Pagniez, O. Moranne, C.
Lessore de Sainte Foy,
E. Boulanger, P. Dequiedt
(38) – Lille
Deux
poches d’icodextrine,
il fallait oser !
Les
auteurs rapportent les
cas de deux patients hyperperméables
chez qui la DPCA a été rendue
possible grâce à l’utilisation
de deux poches d’icodextrine
par jour.
• Patient
1 : une femme de 28
ans a repris la DPCA en retour de greffe rénale,
en utilisant 1 poche d’icodextrine sur 9 heures
la nuit, et 3 poches à 1,36 % de glucose le jour.
Les immunosuppresseurs étaient arrêtés.
La fonction rénale résiduelle a disparu
brutalement 12 mois plus tard. Comme les poches à 3,86
% de glucose n’entraînaient pas d’ultrafiltration,
une 2e poche d’icodextrine fut utilisée
pour obtenir l’équilibre hydrosodé.
Elle procurait une ultrafiltration de 500 ml après
une stase de 6 heures l’après-midi. Deux
poches à 1,36 % étaient utilisées
entre les poches d’icodextrine. La clairance péritonéale
de la créatinine était de 83 l/semaine.
L’état de la patiente fut satisfaisant jusqu’à ce
qu’elle soit transférée en hémodialyse
pendant l’épidémie de péritonites
stériles à l’icodextrine.
• Patient
2 : un homme de 53 ans, longtemps sous
bétabloquant, a commencé la DPCA. L’obtention
de l’équilibre hydrosodé a rapidement
nécessité l’utilisation d’une
2e poche d’icodextrine, laissée
6 heures l’après-midi. La clairance péritonéale
de la créatinine était de 74 litres/semaine.

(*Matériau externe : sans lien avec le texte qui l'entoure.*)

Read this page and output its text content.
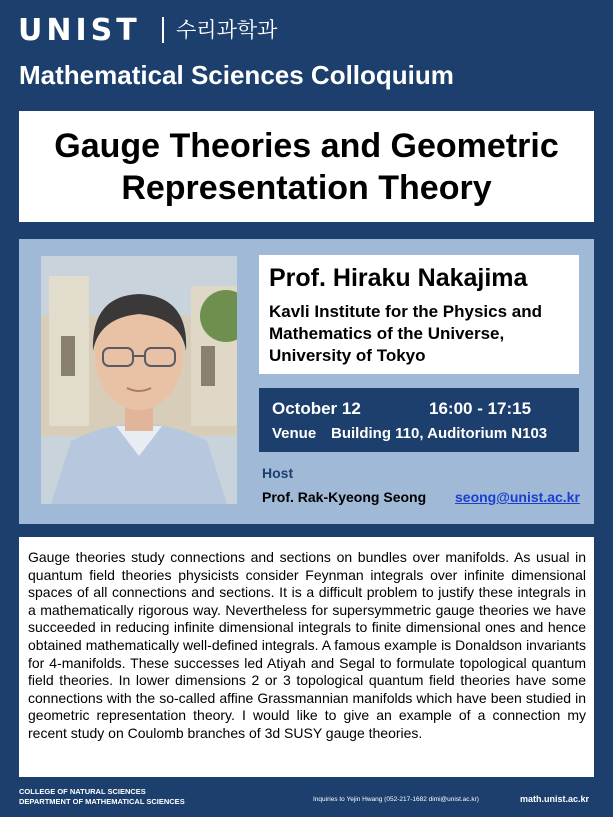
UNIST 수리과학과
Mathematical Sciences Colloquium
Gauge Theories and Geometric
Representation Theory
Prof. Hiraku Nakajima
Kavli Institute for the Physics and
Mathematics of the Universe,
University of Tokyo
October 12	16:00 - 17:15
Venue Building 110, Auditorium N103
Host
Prof. Rak-Kyeong Seong seong@unist.ac.kr

Gauge theories study connections and sections on bundles over manifolds. As usual in quantum field theories physicists consider Feynman integrals over infinite dimensional spaces of all connections and sections. It is a difficult problem to justify these integrals in a mathematically rigorous way. Nevertheless for supersymmetric gauge theories we have succeeded in reducing infinite dimensional integrals to finite dimensional ones and hence obtained mathematically well-defined integrals. A famous example is Donaldson invariants for 4-manifolds. These successes led Atiyah and Segal to formulate topological quantum field theories. In lower dimensions 2 or 3 topological quantum field theories have some connections with the so-called affine Grassmannian manifolds which have been studied in geometric representation theory. I would like to give an example of a connection my recent study on Coulomb branches of 3d SUSY gauge theories.

COLLEGE OF NATURAL SCIENCES
DEPARTMENT OF MATHEMATICAL SCIENCES	Inquiries to Yejin Hwang (052-217-1682 dimi@unist.ac.kr)	math.unist.ac.kr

L’état du patient fut satisfaisant jusqu’à la
greffe rénale, 31 mois plus tard.
Les
patients hyperperméables ont en DPA une exposition
importante au dialysat glucosé frais. Les deux
patients ont utilisé en DPCA deux poches d’icodextrine
par jour pendant 17 et 31 mois, obtenant ainsi une ultrafiltration
et des clairances satisfaisantes. L’exposition
au glucose a ainsi été minimale ; aucun
effet secondaire n’a été constaté,
peut-être grâce à la rétrodiffusion
facile et continue du maltose vers la cavité péritonéale.
Conclusion
La
DPCA avec 2 poches d’icodextrine par jour est
un traitement logique et efficace chez les patients
hyperperméables.
Commentaire
Le
risque d’hypermaltosémie appréhendé par
l’exposition importante et répétée à l’icodextrine
est souvent évoqué mais exceptionnellement
rapporté. L’indication semble trouver
sa place au cours de situations bien particulières.